The trouble is, WHO is qualified to make this judgement of a things worth? The answer to this question is often, truly: nobody. The client is often an idiot. They don’t know what they want. Now, in hindsight they are able to reasonably determine how valuable something turned out to be. Two years down the road they can look back and say “This thing was really useful and that thing over there turned out to be a big waste of time.” At the moment though, even the smartest ones are unable to make that call early on. It seems that with software, something’s worth is not well established up front. It’s value is imagined in dreams of the future. Clients picture in their mind’s eye how much time it will save them or how many customers it will attract. The reality though is always something different. So how can the software creator be compensated properly at the time the work is actually done?


It seems that it must be done through trust in his or her reputation. Has he consistently written lots of other useful things for other people? Then we will assume that he’ll write something good for us and we’ll pay him a lot of money for it. But there are so very many reasons why the thing is he building for you might be a piece of junk – not least of all the very nature of what YOU have asked him to build. And so everyone is working in the dark and exchanging money in the dark with hopes and dreams attached with strings to each feature request. What could possibly go wrong? Everything.

What is the cure for this situation? A long, long view – deep relationships that form over the years. There will be both bright years and dark years – predictable productive months and experimental risky months. At the end of the day, a good in-house developer (or very long-term contractor) is going to yield much better results for everyone involved that serially farming everything out to the lowest bidder or even the most reputable bidder at a given moment. The very best hired gun can only give you his best for a snapshot of time. Someone mediocre who has been brought in to the family over the years may ultimately be able to provide greater value in the long run. This requires greater patience, but that person has more potential to consistently produce valuable things over the years. The hireling on the other hand, is slave to the clock, slave to the invoice, and slave to the very temporary email account that was set up to interact with you. He promises big and may even deliver big, but only for a brief season.
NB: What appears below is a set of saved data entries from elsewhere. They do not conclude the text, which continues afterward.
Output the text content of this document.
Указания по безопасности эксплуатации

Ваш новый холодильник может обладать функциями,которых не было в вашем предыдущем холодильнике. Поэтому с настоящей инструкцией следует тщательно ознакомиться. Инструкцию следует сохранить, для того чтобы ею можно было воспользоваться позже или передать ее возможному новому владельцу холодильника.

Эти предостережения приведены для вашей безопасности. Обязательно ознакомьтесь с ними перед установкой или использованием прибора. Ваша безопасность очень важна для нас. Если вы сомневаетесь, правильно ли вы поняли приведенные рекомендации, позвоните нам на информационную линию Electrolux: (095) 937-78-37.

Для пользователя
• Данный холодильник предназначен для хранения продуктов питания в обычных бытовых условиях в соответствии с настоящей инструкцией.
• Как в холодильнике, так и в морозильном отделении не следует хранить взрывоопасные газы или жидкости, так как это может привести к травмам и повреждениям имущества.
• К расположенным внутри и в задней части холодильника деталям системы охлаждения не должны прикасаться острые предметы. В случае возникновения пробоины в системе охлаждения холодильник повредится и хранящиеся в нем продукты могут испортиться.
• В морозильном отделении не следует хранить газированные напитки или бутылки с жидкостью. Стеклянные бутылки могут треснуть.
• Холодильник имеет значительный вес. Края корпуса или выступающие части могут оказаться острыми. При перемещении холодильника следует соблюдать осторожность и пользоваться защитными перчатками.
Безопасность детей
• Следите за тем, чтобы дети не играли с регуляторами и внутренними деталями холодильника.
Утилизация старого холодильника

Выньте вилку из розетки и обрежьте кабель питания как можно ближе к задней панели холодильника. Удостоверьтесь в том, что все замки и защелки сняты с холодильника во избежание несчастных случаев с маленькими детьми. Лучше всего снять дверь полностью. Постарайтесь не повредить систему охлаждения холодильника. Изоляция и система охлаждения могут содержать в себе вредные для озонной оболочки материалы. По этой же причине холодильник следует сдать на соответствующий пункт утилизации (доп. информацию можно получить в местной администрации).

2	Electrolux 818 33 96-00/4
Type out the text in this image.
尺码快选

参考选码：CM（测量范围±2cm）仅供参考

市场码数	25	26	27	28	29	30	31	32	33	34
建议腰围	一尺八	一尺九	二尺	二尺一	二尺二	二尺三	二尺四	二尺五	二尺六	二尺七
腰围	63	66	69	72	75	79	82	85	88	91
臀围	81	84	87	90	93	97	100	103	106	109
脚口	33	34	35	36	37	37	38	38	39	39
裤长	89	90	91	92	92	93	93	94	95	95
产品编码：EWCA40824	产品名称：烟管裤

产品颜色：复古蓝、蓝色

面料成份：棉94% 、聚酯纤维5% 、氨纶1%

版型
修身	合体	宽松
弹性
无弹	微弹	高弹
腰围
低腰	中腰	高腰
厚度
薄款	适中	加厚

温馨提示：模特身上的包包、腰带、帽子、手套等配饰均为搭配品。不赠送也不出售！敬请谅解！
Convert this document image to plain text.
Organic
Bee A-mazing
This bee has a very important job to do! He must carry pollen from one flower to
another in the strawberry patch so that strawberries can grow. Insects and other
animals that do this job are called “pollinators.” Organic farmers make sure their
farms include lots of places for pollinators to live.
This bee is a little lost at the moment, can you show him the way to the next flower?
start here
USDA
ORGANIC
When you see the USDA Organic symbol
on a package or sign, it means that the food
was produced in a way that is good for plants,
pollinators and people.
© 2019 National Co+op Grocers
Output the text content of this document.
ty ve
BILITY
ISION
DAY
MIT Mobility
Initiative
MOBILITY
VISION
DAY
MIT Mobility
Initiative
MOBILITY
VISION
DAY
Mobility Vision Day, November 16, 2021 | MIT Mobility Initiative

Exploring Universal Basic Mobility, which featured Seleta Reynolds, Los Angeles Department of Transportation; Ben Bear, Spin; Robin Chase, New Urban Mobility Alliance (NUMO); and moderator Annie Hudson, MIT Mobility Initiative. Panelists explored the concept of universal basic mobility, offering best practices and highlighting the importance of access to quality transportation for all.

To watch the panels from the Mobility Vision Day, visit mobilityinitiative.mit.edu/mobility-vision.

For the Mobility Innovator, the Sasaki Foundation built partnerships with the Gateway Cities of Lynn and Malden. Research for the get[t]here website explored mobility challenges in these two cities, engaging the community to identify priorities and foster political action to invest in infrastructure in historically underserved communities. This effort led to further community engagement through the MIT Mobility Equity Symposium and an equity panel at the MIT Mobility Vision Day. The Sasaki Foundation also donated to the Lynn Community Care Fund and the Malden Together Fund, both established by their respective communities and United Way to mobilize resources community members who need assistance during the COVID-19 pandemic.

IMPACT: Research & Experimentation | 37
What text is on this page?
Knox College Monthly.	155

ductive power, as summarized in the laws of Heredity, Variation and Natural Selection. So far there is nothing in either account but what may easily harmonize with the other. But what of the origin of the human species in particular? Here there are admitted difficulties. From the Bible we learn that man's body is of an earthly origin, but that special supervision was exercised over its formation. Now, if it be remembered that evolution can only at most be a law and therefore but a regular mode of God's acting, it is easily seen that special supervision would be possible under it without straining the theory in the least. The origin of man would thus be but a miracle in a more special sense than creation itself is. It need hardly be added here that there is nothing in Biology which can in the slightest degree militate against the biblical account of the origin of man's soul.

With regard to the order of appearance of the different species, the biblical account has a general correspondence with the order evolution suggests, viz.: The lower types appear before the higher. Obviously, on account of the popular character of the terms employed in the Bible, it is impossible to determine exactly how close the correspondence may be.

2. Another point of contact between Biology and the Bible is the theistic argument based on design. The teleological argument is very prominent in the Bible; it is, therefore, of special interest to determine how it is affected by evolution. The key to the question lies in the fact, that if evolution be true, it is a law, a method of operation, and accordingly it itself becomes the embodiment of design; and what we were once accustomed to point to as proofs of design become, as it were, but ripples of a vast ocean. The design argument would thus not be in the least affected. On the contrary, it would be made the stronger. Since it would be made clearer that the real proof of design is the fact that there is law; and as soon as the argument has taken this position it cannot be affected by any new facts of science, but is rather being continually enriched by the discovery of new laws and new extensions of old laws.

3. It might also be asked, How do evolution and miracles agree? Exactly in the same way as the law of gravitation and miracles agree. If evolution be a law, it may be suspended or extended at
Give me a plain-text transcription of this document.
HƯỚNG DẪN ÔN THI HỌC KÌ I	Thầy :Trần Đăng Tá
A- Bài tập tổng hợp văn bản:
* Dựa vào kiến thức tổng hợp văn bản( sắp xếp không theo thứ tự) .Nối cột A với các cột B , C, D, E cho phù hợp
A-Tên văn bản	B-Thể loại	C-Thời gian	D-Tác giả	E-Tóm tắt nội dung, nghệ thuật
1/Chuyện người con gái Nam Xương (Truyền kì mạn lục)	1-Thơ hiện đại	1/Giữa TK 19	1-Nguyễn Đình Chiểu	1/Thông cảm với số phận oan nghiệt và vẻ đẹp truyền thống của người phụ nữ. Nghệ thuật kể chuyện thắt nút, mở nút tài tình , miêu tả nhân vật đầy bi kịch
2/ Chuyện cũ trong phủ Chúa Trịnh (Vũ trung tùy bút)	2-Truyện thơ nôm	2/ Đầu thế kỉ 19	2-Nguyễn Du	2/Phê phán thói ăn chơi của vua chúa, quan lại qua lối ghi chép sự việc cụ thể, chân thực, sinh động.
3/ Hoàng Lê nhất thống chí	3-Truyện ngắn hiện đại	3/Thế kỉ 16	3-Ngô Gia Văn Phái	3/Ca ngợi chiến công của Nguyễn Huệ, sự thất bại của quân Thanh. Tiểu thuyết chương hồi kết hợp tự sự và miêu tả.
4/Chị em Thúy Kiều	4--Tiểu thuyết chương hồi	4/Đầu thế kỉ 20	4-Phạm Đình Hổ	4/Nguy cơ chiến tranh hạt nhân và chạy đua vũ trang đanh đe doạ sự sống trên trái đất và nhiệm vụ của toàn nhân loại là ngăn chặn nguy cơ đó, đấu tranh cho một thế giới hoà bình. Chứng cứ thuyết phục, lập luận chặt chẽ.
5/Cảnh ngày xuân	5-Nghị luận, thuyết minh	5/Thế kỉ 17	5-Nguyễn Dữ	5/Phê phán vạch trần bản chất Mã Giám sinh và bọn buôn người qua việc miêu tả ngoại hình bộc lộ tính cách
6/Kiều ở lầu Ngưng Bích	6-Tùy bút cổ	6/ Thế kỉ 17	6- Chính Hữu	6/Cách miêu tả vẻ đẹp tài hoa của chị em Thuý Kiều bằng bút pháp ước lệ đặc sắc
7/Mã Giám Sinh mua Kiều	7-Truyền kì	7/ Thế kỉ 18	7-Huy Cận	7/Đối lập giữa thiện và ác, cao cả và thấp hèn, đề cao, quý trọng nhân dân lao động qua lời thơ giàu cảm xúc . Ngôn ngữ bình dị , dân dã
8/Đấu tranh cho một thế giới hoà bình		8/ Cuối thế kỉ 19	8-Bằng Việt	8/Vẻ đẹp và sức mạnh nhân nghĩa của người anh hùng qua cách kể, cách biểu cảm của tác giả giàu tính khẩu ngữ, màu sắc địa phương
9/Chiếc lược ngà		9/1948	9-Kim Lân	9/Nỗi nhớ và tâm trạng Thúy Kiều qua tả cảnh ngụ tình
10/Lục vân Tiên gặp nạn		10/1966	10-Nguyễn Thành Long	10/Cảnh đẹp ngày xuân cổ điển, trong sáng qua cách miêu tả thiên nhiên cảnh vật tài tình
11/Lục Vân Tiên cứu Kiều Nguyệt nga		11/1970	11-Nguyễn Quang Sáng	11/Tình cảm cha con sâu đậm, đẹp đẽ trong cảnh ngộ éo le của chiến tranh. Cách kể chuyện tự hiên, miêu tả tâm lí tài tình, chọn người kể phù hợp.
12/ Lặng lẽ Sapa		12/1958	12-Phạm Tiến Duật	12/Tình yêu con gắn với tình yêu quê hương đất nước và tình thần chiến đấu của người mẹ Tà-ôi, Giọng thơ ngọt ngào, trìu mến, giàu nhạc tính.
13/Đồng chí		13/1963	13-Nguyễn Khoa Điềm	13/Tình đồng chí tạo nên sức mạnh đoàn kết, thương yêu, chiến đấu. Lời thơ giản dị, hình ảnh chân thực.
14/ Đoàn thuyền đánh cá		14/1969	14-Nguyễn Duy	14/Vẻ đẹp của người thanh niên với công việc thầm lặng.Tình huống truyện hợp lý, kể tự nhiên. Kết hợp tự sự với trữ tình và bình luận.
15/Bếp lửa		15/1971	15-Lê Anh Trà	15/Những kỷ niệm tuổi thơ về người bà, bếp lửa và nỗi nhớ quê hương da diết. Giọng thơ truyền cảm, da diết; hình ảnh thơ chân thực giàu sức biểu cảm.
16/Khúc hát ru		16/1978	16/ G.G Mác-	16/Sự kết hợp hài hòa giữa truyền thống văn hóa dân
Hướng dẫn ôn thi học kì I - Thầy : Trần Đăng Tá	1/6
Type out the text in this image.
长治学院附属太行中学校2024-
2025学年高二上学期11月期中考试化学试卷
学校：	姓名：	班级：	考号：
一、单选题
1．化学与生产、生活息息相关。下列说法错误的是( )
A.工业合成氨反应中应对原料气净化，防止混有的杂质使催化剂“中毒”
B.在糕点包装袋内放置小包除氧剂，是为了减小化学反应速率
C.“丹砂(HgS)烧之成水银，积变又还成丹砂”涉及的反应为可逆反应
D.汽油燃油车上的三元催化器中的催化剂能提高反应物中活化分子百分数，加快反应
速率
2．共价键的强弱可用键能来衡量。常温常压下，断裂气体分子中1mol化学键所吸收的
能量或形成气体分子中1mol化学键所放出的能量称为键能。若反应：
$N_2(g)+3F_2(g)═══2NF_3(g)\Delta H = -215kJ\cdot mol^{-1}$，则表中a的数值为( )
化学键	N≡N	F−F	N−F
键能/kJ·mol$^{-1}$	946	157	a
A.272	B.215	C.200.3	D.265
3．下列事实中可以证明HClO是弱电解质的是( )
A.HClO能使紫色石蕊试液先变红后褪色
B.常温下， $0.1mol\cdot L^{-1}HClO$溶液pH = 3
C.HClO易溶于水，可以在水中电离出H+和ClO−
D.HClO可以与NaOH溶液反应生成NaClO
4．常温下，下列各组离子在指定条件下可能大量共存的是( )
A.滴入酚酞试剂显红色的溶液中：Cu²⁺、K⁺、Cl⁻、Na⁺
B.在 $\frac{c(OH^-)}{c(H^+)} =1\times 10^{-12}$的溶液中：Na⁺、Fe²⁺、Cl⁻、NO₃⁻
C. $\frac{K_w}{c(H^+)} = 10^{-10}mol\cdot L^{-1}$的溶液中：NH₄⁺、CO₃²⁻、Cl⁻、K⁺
In the end, my advice to those who need software written for them? Keep the forest in view. Don’t obsess over a couple of trees. Think 5 or even 10 years out, not just 6 months. It won’t get you on the cover of Fast Company, but it might mean that 5 years from now, your application doesn’t suck. An elite contractor may indeed be the solution to the problem you need to solve, but it’s likely that cultivating a long-term relationship with an in-house programmer or established shop will turn out better in the end. Don’t live like you’re going to die tomorrow. Lean toward investing in your local community.